Several physical and mathematical ideas factor into building a geodesic dome. For example, a con-vexly curved surface is stronger than a flat one, most materials are stronger in tension than in compression, and the most rigid structure is a triangle. A hemisphere encloses the most space with the least amount of material while the tetrahedron encloses the least volume with the most surface. These principles make geodesic domes the strongest, lightest, most energy efficient buildings ever devised.
Geodesic domes are efficient structures in several ways. The triangle is a very stable shape; for example, a force applied to the corner of a rectangle can deform it into a parallelogram, but the same force will not deform a triangle. This makes geodesic dome buildings highly resistant to such forces as snow coverings, earthquakes, wind, and even tornadoes. The surface area of a geodesic dome is only 38% of the surface area of a box-shaped building enclosing the same floor space. There is less surface exposed to outdoor temperature fluctuations, making the building cheaper to heat and cool than a rectilinear structure. Geodesic domes can be constructed quickly without heavy equipment. Using prefabricated components, it takes just a few people to erect the dome for a 2,000-sq ft (185-sq m) home in 10 hours or less.

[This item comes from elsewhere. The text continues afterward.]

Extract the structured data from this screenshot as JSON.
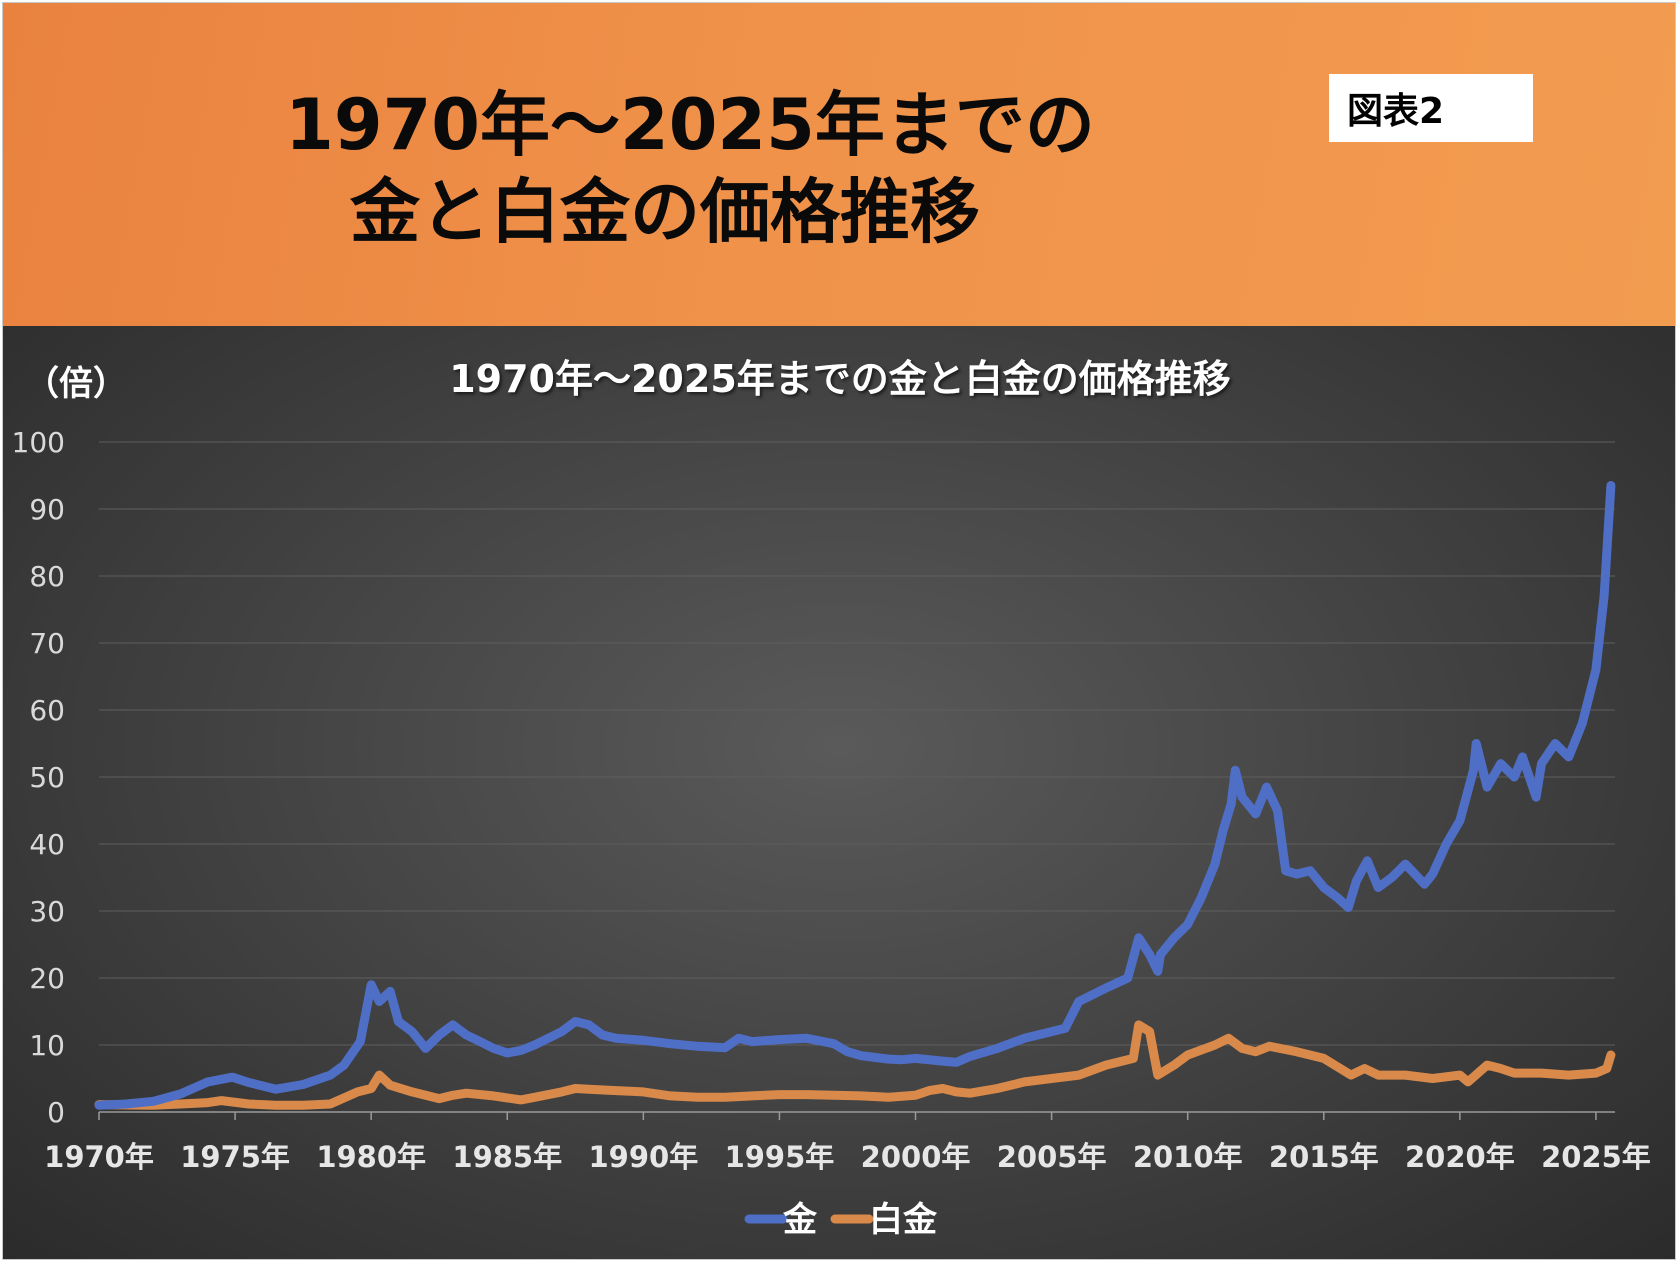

A geometric dome supports itself without needing internal columns or interior load-bearing walls. This property makes such structures appealing for use as churches, sports arenas, and exhibition halls. The aesthetic appeal of lofty ceilings makes them attractive as homes, and full or partial second-story floors are easily suspended halfway up the enclosure without any support other than attachment to the dome itself.